«O’Reilly, O’Reilly…»
Sto consultando l’elenco del telefono locale. È mezzogiorno. Ho dormito.
Ci sono due T. O’Reilly. Uno vive nella parte più bella del sobborgo. L’altro nei bassifondi.
È lui, mi dico. Quello dei bassifondi.
Lo so.
Per togliermi ogni dubbio, vado prima all’indirizzo elegante. È una bella casa con i muri rivestiti di cemento, cui si accede tramite un ampio viale. Busso.
«Sì?»
Mi apre un uomo alto, che mi osserva attraverso la zanzariera. Indossa un paio di shorts, camicia e ciabatte.
«Scusi il disturbo», comincio, «ma…»
«Sei qui per vendere qualcosa?»
«No.»
«Sei un testimone di Geova?»
«No.»
È scioccato. «Be’, in questo caso, accomodati.» Ha cambiato subito tono, e per la prima volta mi guarda con occhi amichevoli. Mi chiedo se accettare o meno la sua offerta, ma poi opto per il no.
Restiamo lì, divisi dalla zanzariera. Mi domando come fare questa cosa nel modo giusto, e alla fine decido che probabilmente l’approccio diretto è il migliore. «Signore, lei è Thomas O’Reilly?»

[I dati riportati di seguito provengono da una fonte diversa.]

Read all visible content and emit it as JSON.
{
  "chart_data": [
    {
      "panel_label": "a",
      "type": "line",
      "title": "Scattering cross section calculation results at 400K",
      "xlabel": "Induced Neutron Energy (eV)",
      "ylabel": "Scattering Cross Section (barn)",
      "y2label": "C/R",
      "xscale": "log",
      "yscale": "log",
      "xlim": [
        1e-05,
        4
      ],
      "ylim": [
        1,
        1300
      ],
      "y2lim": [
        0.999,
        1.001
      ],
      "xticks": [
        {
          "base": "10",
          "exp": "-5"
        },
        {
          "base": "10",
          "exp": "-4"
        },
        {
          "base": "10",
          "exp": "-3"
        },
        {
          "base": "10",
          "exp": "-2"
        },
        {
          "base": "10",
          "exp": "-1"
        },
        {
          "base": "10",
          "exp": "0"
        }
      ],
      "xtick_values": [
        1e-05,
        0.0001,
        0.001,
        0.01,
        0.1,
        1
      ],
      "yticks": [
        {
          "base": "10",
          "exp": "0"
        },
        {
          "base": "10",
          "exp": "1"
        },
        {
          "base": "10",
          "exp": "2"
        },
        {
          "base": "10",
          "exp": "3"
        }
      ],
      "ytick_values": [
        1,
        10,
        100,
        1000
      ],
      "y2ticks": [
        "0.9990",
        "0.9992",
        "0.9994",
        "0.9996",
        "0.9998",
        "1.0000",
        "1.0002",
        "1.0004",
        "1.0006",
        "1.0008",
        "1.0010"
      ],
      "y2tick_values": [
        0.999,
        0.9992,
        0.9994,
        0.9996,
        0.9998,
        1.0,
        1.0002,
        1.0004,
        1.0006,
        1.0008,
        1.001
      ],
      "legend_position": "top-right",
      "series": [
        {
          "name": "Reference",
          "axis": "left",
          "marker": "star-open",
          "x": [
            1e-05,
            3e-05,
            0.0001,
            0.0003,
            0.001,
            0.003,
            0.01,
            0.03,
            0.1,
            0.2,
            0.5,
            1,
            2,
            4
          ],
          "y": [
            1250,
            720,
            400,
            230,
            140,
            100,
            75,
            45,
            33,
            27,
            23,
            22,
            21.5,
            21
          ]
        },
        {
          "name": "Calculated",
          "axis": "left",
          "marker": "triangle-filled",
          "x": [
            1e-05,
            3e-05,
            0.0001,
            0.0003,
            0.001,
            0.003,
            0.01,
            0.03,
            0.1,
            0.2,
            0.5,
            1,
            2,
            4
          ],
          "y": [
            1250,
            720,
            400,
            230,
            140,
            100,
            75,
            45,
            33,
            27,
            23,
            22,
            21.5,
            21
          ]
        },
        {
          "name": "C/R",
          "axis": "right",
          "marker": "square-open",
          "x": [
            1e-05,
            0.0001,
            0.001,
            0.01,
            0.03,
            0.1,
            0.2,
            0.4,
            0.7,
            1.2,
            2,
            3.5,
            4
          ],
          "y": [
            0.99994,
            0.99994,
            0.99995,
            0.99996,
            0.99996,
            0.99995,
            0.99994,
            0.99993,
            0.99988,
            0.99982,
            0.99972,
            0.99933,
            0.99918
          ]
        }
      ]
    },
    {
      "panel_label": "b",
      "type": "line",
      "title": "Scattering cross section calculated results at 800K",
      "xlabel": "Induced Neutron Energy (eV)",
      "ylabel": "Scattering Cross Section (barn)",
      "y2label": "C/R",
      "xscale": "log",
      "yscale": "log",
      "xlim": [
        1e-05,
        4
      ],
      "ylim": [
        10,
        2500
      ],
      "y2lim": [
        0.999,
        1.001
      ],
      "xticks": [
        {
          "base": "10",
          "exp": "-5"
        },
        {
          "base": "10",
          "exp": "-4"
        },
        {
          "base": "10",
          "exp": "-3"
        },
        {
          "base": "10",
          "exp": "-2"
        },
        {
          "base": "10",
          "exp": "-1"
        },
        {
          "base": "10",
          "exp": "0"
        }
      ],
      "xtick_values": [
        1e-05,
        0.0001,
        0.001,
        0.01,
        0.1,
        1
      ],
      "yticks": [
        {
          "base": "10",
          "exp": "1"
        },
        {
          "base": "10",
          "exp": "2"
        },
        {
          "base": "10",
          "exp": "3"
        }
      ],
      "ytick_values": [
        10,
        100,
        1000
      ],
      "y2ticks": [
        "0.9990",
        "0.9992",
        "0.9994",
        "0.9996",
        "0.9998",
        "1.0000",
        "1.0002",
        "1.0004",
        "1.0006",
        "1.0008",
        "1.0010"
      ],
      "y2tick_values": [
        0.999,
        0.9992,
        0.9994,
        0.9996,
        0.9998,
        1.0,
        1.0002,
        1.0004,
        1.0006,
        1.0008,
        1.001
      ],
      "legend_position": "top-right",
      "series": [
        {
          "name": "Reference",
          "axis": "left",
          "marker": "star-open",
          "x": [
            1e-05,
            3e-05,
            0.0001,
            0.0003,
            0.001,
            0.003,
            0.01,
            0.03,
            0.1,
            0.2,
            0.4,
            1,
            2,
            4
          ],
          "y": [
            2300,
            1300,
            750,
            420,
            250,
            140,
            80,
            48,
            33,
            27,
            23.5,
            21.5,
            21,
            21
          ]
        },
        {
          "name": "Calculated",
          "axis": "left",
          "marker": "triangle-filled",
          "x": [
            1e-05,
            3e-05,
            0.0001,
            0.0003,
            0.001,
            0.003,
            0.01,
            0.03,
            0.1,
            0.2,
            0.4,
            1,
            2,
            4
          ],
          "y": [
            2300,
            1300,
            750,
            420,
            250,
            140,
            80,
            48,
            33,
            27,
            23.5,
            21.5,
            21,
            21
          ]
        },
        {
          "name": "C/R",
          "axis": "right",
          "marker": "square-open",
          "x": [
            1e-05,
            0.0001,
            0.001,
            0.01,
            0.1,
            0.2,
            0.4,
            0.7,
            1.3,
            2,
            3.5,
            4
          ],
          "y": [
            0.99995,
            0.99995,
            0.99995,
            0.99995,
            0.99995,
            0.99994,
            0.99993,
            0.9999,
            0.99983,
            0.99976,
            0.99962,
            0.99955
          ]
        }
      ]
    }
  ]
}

Fa un passo avanti e aspetta un momento, prima di rispondere.
«No, amico. Io sono Tony. Thomas è mio fratello. Vive in un buco merdoso da qualche parte in Henry Street.»
«Ok, scusi se l’ho disturbata», gli rispondo, e faccio per andarmene. «Grazie.»
«Ehi.» L’uomo apre la zanzariera e mi segue. «Perché cerchi mio fratello?»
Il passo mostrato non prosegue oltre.